El juez rechaza la petición de Koldo para investigar la responsabilidad civil de Aldama
El magistrado reclama 60.000 euros a Ábalos y a su antiguo asesor para asegurar posibles responsabilidades pecunarias

Ilustración de Alejandra Svriz.
Nuevo varapalo para Koldo García. El juez del Tribunal Supremo Leopoldo Puente ha rechazado la petición para que se abriese una nueva pieza por responsabilidad civil al empresario Víctor de Aldama, también procesado por la adjudicación de las mascarillas al inicio de la pandemia. El magistrado no pidió fianza al comisionista para asegurar posibles responsabilidades pecuniarias, como sí hizo en el caso de José Luis Ábalos y su antiguo asesor, a quienes reclama 60.000 euros.
En una providencia a la que ha tenido acceso THE OBJECTIVE, Puente contesta a dicha solicitud que el hecho de abrir pieza de responsabilidad civil a Äbalos y Koldo García, y que no se haya hecho con Aldama, no es debido a que éstos se encuentren en prisión provisional y en libertad el tercero de los acusados.
«La razón es más simple: las eventuales responsabilidades civiles que con ello tratan de asegurarse traerían causa de la posible comisión de ilícitos penales que solo a aquéllos (y no al señor Aldama) se atribuyen por las acusaciones en esta causa especial (posibles indemnizaciones en favor de Ineco y Tragsatec), constituyendo dichas responsabilidades civiles, tal y como también se explica en el auto de apertura de juicio oral, la parte notablemente sustancial de las posibles responsabilidades pecuniarias cuya satisfacción trata aquí de asegurarse cautelarmente», explica la resolución.

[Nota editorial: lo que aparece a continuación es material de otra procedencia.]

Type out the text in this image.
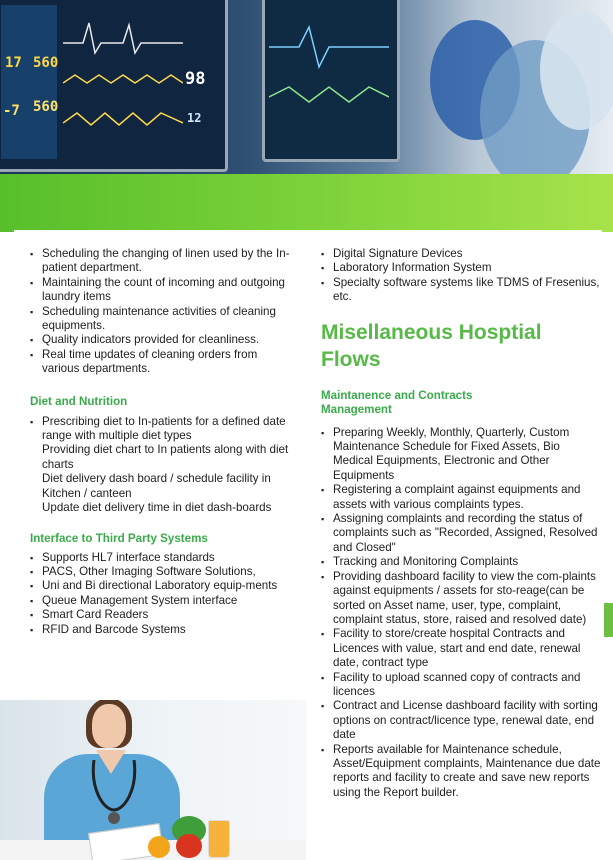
17 560
-7 560
98
12
▪ Scheduling the changing of linen used by the In-patient department.
▪ Maintaining the count of incoming and outgoing laundry items
▪ Scheduling maintenance activities of cleaning equipments.
▪ Quality indicators provided for cleanliness.
▪ Real time updates of cleaning orders from various departments.
Diet and Nutrition
▪ Prescribing diet to In-patients for a defined date range with multiple diet types
Providing diet chart to In patients along with diet charts
Diet delivery dash board / schedule facility in Kitchen / canteen
Update diet delivery time in diet dash-boards
Interface to Third Party Systems
▪ Supports HL7 interface standards
▪ PACS, Other Imaging Software Solutions,
▪ Uni and Bi directional Laboratory equip-ments
▪ Queue Management System interface
▪ Smart Card Readers
▪ RFID and Barcode Systems
▪ Digital Signature Devices
▪ Laboratory Information System
▪ Specialty software systems like TDMS of Fresenius, etc.
Misellaneous Hosptial Flows
Maintanence and Contracts Management
▪ Preparing Weekly, Monthly, Quarterly, Custom Maintenance Schedule for Fixed Assets, Bio Medical Equipments, Electronic and Other Equipments
▪ Registering a complaint against equipments and assets with various complaints types.
▪ Assigning complaints and recording the status of complaints such as "Recorded, Assigned, Resolved and Closed"
▪ Tracking and Monitoring Complaints
▪ Providing dashboard facility to view the com-plaints against equipments / assets for sto-reage(can be sorted on Asset name, user, type, complaint, complaint status, store, raised and resolved date)
▪ Facility to store/create hospital Contracts and Licences with value, start and end date, renewal date, contract type
▪ Facility to upload scanned copy of contracts and licences
▪ Contract and License dashboard facility with sorting options on contract/licence type, renewal date, end date
▪ Reports available for Maintenance schedule, Asset/Equipment complaints, Maintenance due date reports and facility to create and save new reports using the Report builder.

El magistrado afirma que es evidente que el acusado Koldo García «carece por completo de legitimación para interesar la adopción de medidas cautelares orientadas a asegurar las posibles responsabilidades pecuniarias que pudieran derivarse de este procedimiento frente a otro de los también acusados en esta causa especial. Es claro que, no estando legitimado para interesar en este procedimiento frente a otros de los acusados responsabilidad pecuniaria alguna, mal podría estarlo para solicitar el aseguramiento cautelar de unas eventuales responsabilidades que no puede interesar».
«A mayor abundamiento, siendo solidaria la responsabilidad civil de los condenados por la comisión de un determinado hecho delictivo, carecería cualquiera de los así declarados responsables, si hubiere lugar a ello, de la posibilidad de exigir que aquella se ejecutara sobre el patrimonio de otro y no sobre el propio, fuera mayor o menor la capacidad patrimonial de uno u otro».